No sabía si considerar aquella noche como una cita, la verdad es que se encontraba un tanto confusa respecto a aquella chica. Había soñado con ella la noche anterior, tenía la incesante sensación de que no era la primera vez que se veían, pero podría equivocarse. Lo único que tenía claro era que había algo sumamente atrayente en ella y se moría por averiguar qué y quién era, qué pensamientos escondían aquellos profundos ojos azules que parecían leer el alma de todo aquel que miraran.

Escuchó unos golpes en la puerta y su padre asomó la cabeza a la habitación.

-No sabía si seguías en casa, Asami.

La chica se giró sin moverse del sitio y sonrió a su padre, que entró y se acercó a ella.

-No me espera hasta dentro de una hora.

-Tu acompañante debe ser afortunado para que te hayas puesto tan guapa.-le besó la mejilla.- ¿Puedo preguntar quién es él?

-Ella, papá.-le corrigió despreocupadamente.

-Bueno, perdóneme usted, ¿quién es ella?

Asami sonrió para sí misma, agradecía la naturalidad de su padre respecto a aquel tema. Desde que era bien pequeña había tenido claro que pese a que encontraba a los chicos atractivos, se quedaba mirando con más frecuencia a las chicas y cuando se lo contó a su padre él únicamente respondió que no podía culparla, que las mujeres eran el único vicio sano que existía. Ciudad República era un sitio de mentalidad abierta y nadie solía mirar mal si veían a dos personas del mismo sexo juntas.
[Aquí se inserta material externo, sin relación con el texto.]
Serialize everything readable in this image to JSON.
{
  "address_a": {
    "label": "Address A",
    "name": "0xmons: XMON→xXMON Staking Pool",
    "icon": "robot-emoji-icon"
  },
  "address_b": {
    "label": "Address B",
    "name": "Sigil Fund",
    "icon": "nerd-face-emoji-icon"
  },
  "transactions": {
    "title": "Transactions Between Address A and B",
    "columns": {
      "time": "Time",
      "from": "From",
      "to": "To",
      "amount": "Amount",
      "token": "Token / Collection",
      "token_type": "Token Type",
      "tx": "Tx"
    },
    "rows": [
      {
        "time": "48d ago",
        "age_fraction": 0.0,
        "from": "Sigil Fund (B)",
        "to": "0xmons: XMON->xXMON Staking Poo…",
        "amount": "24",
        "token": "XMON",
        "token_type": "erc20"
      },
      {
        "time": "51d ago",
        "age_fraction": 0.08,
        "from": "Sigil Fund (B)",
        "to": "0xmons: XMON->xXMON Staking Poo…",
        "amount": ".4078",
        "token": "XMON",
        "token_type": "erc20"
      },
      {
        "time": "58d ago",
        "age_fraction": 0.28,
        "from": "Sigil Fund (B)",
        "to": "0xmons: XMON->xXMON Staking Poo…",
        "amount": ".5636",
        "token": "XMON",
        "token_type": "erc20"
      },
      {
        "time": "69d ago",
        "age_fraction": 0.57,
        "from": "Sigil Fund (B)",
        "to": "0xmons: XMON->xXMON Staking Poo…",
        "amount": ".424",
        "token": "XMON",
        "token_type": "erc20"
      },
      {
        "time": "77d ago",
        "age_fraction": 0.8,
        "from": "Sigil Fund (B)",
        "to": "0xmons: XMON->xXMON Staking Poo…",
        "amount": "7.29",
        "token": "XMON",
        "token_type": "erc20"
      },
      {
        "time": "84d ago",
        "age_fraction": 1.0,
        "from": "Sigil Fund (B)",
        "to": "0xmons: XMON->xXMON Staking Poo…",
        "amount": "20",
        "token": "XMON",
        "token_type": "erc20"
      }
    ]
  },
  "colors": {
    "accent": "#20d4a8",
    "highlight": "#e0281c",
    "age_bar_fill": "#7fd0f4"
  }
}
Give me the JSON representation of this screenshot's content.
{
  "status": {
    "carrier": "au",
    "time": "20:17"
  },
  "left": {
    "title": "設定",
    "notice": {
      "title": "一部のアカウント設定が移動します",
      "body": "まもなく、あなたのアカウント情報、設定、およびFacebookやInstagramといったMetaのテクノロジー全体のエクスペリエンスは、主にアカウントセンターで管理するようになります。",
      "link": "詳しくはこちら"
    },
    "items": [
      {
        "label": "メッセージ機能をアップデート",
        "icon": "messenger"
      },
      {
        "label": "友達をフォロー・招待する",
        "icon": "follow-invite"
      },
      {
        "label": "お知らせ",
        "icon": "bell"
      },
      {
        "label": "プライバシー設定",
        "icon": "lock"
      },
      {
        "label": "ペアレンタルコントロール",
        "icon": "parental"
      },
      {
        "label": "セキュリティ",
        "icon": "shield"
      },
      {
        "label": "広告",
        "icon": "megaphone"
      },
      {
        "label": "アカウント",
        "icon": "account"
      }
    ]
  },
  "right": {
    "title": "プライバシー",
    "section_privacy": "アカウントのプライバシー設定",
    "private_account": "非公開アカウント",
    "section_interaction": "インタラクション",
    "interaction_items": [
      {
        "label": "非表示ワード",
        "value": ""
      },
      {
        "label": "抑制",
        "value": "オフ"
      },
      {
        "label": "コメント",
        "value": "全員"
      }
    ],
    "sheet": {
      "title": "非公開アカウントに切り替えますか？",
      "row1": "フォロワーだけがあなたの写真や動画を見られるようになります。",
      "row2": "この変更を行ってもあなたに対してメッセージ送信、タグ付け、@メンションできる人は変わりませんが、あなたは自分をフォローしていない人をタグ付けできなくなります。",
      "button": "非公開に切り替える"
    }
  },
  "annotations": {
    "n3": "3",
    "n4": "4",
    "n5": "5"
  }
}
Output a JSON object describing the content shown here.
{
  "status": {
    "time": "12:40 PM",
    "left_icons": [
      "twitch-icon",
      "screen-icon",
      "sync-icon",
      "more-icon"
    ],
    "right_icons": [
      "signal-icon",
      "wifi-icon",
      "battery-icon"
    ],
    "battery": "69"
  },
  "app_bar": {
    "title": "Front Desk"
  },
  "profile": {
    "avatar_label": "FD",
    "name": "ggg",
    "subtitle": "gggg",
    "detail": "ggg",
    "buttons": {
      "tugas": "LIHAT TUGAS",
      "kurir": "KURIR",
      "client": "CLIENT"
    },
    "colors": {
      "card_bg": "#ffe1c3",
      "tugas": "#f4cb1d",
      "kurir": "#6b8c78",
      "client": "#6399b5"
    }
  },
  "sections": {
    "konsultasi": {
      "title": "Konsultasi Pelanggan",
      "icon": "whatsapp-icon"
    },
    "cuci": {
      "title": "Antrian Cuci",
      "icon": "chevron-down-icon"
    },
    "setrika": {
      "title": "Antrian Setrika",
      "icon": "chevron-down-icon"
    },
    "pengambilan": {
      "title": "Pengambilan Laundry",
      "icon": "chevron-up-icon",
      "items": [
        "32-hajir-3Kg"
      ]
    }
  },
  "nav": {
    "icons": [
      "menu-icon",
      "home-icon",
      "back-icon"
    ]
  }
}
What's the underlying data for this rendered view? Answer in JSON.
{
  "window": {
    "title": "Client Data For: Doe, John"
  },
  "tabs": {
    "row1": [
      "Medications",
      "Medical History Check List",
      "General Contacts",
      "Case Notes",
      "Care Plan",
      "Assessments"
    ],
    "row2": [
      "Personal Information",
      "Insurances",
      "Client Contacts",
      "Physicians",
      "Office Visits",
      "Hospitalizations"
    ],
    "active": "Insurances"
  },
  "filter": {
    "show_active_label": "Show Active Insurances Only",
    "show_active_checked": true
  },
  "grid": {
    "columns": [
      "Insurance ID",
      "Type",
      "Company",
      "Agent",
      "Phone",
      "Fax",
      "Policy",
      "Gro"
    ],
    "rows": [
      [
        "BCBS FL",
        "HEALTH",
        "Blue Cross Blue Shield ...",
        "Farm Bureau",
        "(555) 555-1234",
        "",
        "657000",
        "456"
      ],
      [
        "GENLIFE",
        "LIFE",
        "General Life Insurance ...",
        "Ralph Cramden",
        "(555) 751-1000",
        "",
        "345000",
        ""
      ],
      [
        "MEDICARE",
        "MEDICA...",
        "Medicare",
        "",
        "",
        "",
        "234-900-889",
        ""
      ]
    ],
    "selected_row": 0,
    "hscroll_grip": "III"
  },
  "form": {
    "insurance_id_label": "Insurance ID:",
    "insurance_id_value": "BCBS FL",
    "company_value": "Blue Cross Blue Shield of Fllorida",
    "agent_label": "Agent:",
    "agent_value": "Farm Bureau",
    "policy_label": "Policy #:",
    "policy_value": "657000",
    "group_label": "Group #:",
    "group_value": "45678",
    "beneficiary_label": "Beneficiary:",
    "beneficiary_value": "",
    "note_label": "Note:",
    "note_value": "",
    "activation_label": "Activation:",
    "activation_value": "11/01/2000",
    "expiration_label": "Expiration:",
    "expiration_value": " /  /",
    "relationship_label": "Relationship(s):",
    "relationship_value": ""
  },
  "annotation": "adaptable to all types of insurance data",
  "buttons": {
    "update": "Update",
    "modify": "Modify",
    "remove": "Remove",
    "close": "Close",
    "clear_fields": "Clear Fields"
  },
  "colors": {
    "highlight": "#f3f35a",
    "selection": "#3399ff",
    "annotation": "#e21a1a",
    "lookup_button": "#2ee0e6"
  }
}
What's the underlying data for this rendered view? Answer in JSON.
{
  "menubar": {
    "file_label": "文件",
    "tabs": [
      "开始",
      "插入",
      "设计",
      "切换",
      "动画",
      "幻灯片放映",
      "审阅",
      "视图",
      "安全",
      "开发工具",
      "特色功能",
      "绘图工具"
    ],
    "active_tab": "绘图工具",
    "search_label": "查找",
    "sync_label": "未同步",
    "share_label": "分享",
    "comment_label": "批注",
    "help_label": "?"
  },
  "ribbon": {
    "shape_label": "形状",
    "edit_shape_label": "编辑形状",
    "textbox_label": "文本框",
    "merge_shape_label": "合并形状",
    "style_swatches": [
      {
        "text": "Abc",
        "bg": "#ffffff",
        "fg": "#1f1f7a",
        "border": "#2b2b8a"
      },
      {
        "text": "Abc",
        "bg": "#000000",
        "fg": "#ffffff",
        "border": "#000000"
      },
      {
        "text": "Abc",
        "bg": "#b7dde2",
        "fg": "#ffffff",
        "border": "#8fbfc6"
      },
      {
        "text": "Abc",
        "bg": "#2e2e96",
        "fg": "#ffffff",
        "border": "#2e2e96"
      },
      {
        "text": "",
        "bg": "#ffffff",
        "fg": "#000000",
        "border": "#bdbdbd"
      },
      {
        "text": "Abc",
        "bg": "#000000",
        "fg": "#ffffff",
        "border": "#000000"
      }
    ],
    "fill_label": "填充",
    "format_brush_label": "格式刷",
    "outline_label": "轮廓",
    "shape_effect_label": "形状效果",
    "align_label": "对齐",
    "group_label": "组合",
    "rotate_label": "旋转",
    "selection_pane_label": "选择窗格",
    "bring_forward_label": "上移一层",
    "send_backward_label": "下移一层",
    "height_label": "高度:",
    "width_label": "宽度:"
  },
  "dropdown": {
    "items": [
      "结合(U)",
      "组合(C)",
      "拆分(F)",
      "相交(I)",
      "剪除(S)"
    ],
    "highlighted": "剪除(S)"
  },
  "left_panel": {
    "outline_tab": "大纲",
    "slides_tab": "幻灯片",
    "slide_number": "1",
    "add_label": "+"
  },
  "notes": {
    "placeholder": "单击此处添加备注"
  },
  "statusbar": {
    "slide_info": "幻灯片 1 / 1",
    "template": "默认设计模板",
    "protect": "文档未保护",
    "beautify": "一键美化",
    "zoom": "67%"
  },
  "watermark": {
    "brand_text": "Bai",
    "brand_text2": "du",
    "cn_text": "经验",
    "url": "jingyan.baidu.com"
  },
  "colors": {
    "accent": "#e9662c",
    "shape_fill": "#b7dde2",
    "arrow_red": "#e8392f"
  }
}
-En fin, vengo a despedirme antes de coger el tren.

Su padre debía irse a Ba Sing Sei durante un par de semanas, desde que cayó el imperio de la Reina de Tierra y se había ido implementando progresivamente una república, la nación estaba sumida en un caos por el intento de volver a la normalidad y entre esa normalidad se encontraban los acuerdos comerciales. Industrias Futuro habían sido de los primeros en ofrecer ayuda para la reconstrucción y remodelación de las ciudades, su padre debía ir a supervisar los distintos proyectos y ya de paso firmar más acuerdos comerciales con ellos.

-Ten cuidado y avísame si hay algún problema.-le dijo ella dándole un abrazo.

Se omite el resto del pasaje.